The police officer walks boldly onto the three lane highway in front of the oncoming traffic and points his stick at a white car, stands directly in his lane and vigorously shakes the stick to the side. The white car slows down and makes like he’s pulling over before apparently deciding he’s had enough of this crazy officer’s shenanigan’s and guns his engine and drives right at the police officer causing the police office to dive sideways and swipe at the car with his stick. The white car floors it and takes off into traffic like a bat out of hell. Apparently the driver needs more than a tree branch wagging policeman jumping up and down in the road to take it seriously.
Undeterred, the police officer strolls back onto the highway and starts the process all over again this time picking a big but slow bus which he successfully diverts to the pool of cars to await the extortion demand. Our driver has been back in the chaos for over twenty minutes when the bus assistant comes running back to the bus and gets a pouch stored in an upper cabinet and runs back. Hmmm…doesn’t take a rocket scientist to guess what’s in there.
This goes on for a half hour with some drivers successfully managing to successfully dart, zig and zag their way past the police officer while others are not so lucky.
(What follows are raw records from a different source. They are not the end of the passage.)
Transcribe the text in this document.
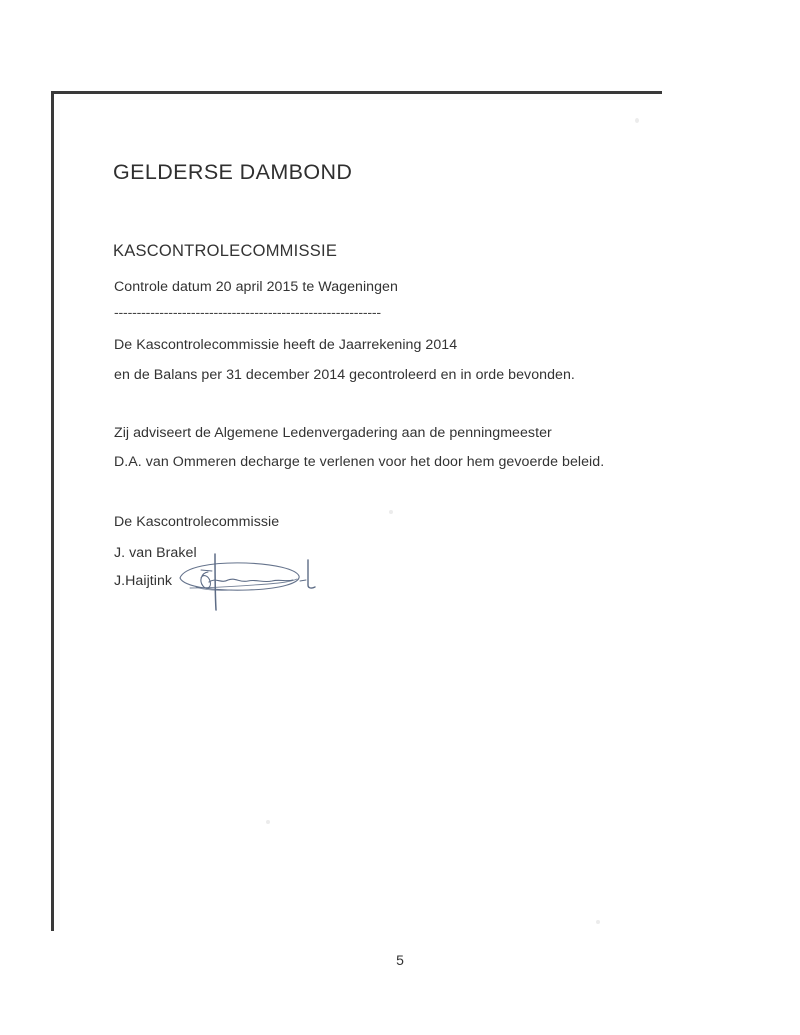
GELDERSE DAMBOND
KASCONTROLECOMMISSIE
Controle datum 20 april 2015 te Wageningen
-----------------------------------------------------------
De Kascontrolecommissie heeft de Jaarrekening 2014
en de Balans per 31 december 2014 gecontroleerd en in orde bevonden.
Zij adviseert de Algemene Ledenvergadering aan de penningmeester
D.A. van Ommeren decharge te verlenen voor het door hem gevoerde beleid.
De Kascontrolecommissie
J. van Brakel
J.Haijtink
5
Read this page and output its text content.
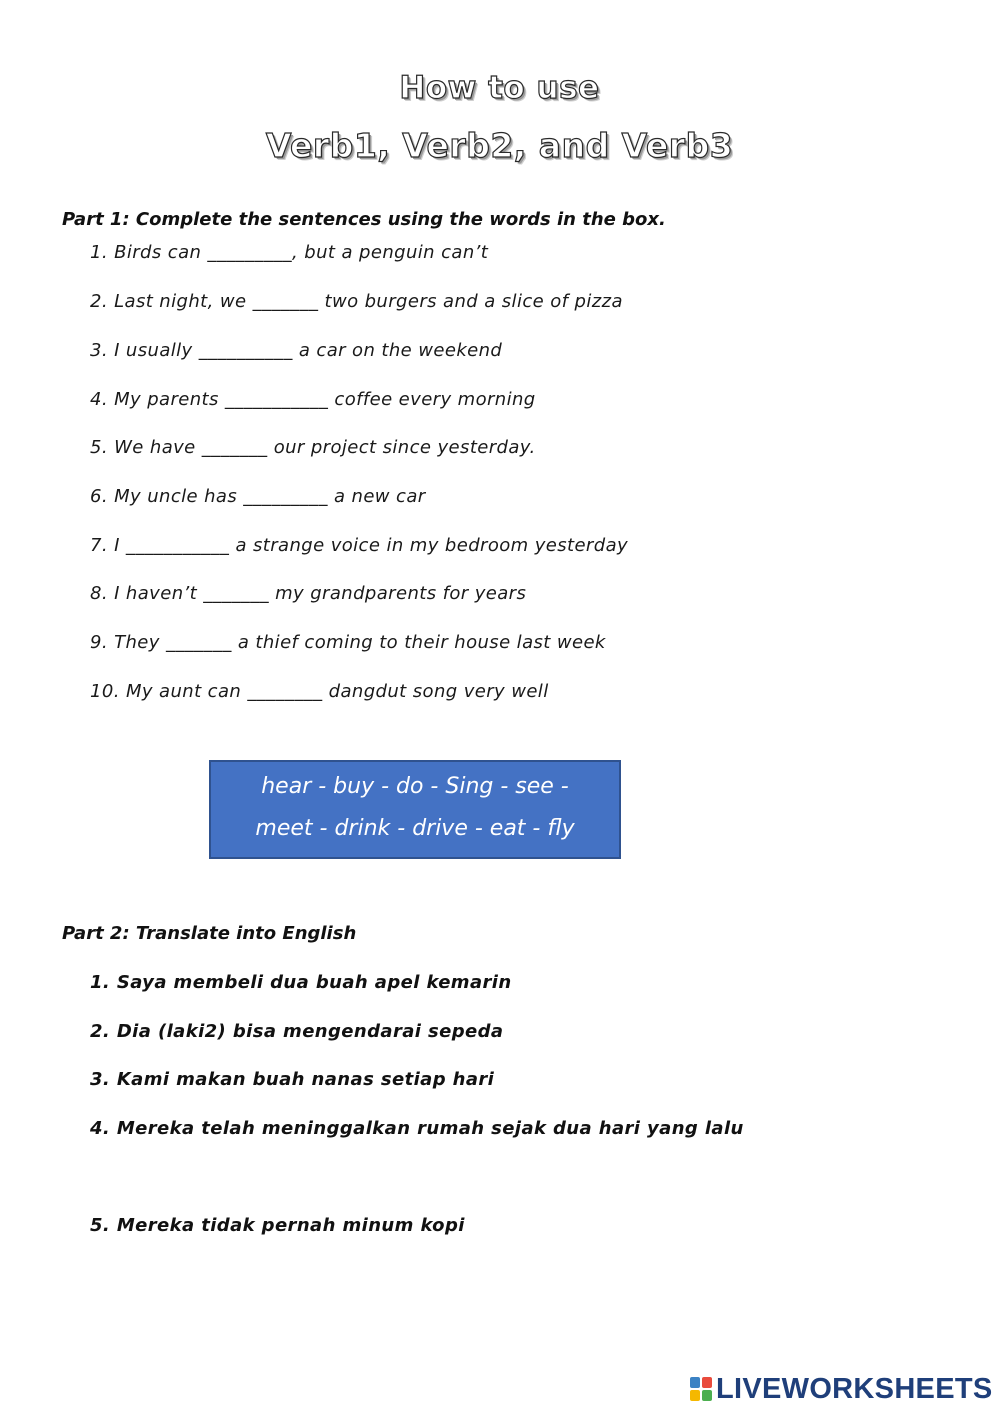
How to use
Verb1, Verb2, and Verb3
Part 1: Complete the sentences using the words in the box.
1. Birds can _________, but a penguin can’t
2. Last night, we _______ two burgers and a slice of pizza
3. I usually __________ a car on the weekend
4. My parents ___________ coffee every morning
5. We have _______ our project since yesterday.
6. My uncle has _________ a new car
7. I ___________ a strange voice in my bedroom yesterday
8. I haven’t _______ my grandparents for years
9. They _______ a thief coming to their house last week
10. My aunt can ________ dangdut song very well
hear - buy - do - Sing - see -
meet - drink - drive - eat - fly
Part 2: Translate into English
1. Saya membeli dua buah apel kemarin
2. Dia (laki2) bisa mengendarai sepeda
3. Kami makan buah nanas setiap hari
4. Mereka telah meninggalkan rumah sejak dua hari yang lalu
5. Mereka tidak pernah minum kopi
LIVEWORKSHEETS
Finally our driver and bus assistant get back in the car. “Speeding ticket,” he smiles ressuredly and resumes his drive as if this was an everyday occurrence and he was just getting a cup of coffee. Man, we couldn’t have scripted anything close to as good as that.
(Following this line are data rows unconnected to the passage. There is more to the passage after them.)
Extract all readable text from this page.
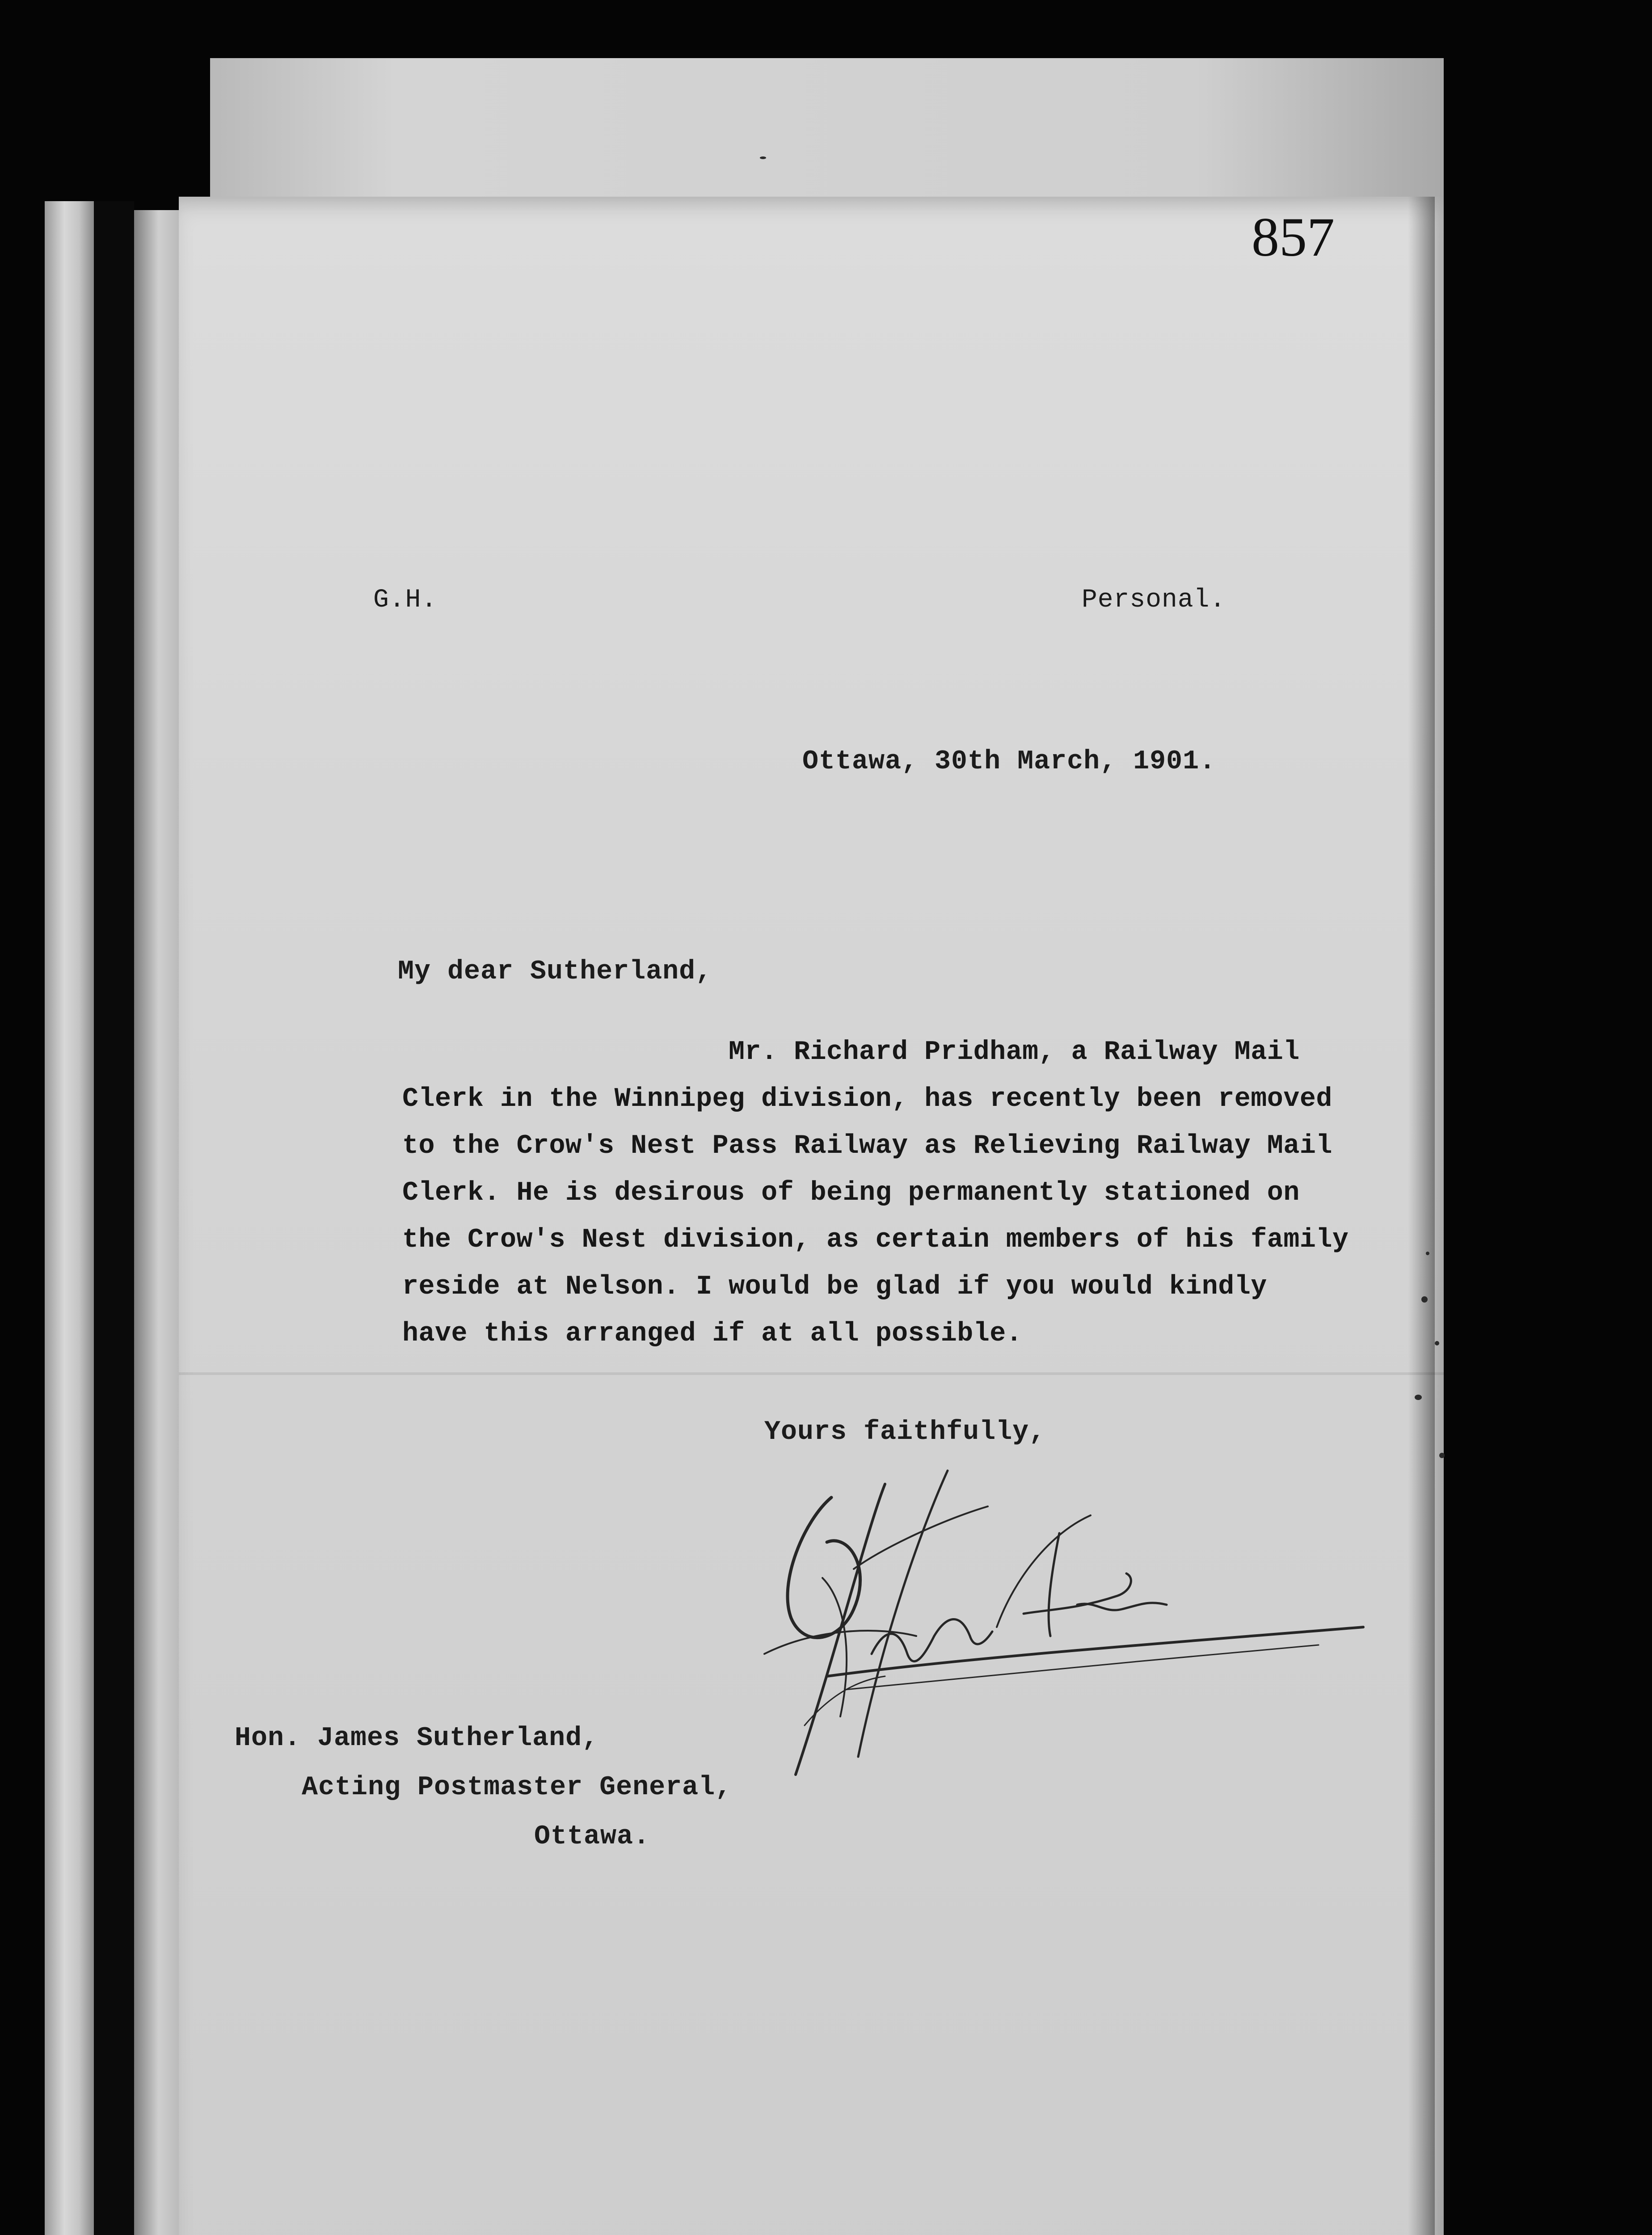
857
G.H.	Personal.
Ottawa, 30th March, 1901.
My dear Sutherland,
Mr. Richard Pridham, a Railway Mail
Clerk in the Winnipeg division, has recently been removed
to the Crow's Nest Pass Railway as Relieving Railway Mail
Clerk. He is desirous of being permanently stationed on
the Crow's Nest division, as certain members of his family
reside at Nelson. I would be glad if you would kindly
have this arranged if at all possible.
Yours faithfully,
Hon. James Sutherland,
Acting Postmaster General,
Ottawa.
Kyle comments that he thought he’d have nothing to write about for the blog with us being the bus all day long.
We arrive at the hotel in the late afternoon to meet the office representative for the tour company. He helps arrange for us to see a Bollywood action film called WAR. The Indian film industry puts out 2,000 films a year but somehow we manage to hit one of the top grossing films ever at one of the best places to watch a movie. According to CNN travel, the Raj Mandir is ranked as the third most enjoyable movie theatre in the world (behind an outdoor theatre in Athens, Greece and one in Texas). It is a stunning Art Deco theatre with only one screen; a relative rarity in the world of mega multiplexes. We sit in the balcony section for $7 ticket each (there were $3 seats too!) and pay a whopping $11 for everyone’s drinks, snacks and popcorn. $11 for 7 people. We are definitely liking this!
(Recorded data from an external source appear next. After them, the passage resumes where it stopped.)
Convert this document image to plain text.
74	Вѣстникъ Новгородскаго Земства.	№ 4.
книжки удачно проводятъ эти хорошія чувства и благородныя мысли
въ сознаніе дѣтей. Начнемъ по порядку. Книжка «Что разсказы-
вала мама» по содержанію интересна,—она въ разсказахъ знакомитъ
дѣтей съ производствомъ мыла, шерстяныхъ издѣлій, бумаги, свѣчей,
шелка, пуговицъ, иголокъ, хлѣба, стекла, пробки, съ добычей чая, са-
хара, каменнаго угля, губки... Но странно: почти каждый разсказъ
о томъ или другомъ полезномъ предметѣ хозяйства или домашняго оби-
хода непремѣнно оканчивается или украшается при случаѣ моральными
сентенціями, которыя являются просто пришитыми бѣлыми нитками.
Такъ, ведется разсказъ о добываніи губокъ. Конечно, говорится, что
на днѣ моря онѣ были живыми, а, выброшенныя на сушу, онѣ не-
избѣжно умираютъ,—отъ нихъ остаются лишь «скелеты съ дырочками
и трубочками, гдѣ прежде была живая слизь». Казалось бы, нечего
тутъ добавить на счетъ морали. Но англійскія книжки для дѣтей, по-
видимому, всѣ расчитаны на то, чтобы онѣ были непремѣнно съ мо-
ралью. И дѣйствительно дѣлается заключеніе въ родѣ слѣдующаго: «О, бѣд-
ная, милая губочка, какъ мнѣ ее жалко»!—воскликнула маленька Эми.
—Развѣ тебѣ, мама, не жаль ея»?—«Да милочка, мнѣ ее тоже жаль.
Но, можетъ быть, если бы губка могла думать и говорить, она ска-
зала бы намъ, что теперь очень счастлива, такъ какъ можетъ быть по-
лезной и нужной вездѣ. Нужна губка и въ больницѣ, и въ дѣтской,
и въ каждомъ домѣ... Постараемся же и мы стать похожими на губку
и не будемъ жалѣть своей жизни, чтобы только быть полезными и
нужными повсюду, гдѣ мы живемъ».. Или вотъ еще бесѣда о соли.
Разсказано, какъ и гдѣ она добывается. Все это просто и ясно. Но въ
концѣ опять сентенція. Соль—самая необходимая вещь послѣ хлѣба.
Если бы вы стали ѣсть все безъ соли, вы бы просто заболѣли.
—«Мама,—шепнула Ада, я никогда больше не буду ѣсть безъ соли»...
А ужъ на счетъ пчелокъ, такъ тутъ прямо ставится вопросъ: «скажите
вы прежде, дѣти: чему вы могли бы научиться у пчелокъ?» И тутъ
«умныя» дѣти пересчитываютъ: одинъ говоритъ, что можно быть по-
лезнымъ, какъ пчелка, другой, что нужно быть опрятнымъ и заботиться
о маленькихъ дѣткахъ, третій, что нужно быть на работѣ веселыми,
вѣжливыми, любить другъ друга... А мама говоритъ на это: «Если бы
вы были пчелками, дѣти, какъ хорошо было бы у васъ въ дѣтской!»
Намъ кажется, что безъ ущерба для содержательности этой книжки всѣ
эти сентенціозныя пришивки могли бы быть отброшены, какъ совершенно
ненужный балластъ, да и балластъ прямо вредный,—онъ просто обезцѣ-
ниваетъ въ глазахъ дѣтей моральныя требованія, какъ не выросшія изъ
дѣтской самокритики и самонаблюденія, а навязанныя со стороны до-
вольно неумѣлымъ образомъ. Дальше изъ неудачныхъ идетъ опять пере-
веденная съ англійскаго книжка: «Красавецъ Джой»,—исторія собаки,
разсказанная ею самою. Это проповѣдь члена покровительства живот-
The movie is in Hindu with no subtitles, but it turns out that there are a couple key English words and phrases intermixed with the Hindu such that we can actually pick most of the plot line. In addition, it’s a super-fast paced, action packed movie such that subtitles are not necessary to explain people getting shot and things getting blown up. Apparently the two stars are the Indian-versions of Brad Pitt and Matthew McConaughey in their primes because every time one of the leads appeared on screen, the entire audience absolutely erupts in an ear-splitting chorus of hooting and hollering and oohing and aahing.
The movie plot is around two military agents who are out to find bad guys looking to blow up Earth. About halfway through, the two male leads break out in a song and dance musical number that gets the crowd screaming in an even bigger frenzy than the shootem, blow up scenes. The singing and dancing has absolutely nothing to do with the movie but we realize now that to make it big in Bollywood, dancing skills of lead actors are a must-have along with a six pack stomach.
We are supposed to leave at the intermission (what a great idea by the way - a built in bathroom break) to go to an Indian restaurant for dinner but Kyle adamantly insists he is not going anywhere until the movie is over and he finds out the ending even if it means skipping dinner. Kyle convinces the crew to stay for the rest of the movie and everyone is glad he did (except for a couple of the kids who feel fast asleep for the second half of the move). It did go almost three hours but Kyle absolutely loved the movie. What an enlightening cultural experience for us all to bear witness — India loves their movies and we now understand exactly why.
We go back the hotel and manage to wrangle some late night food out of the hotel restaurant so we end up getting to see the entire movie without going hungry.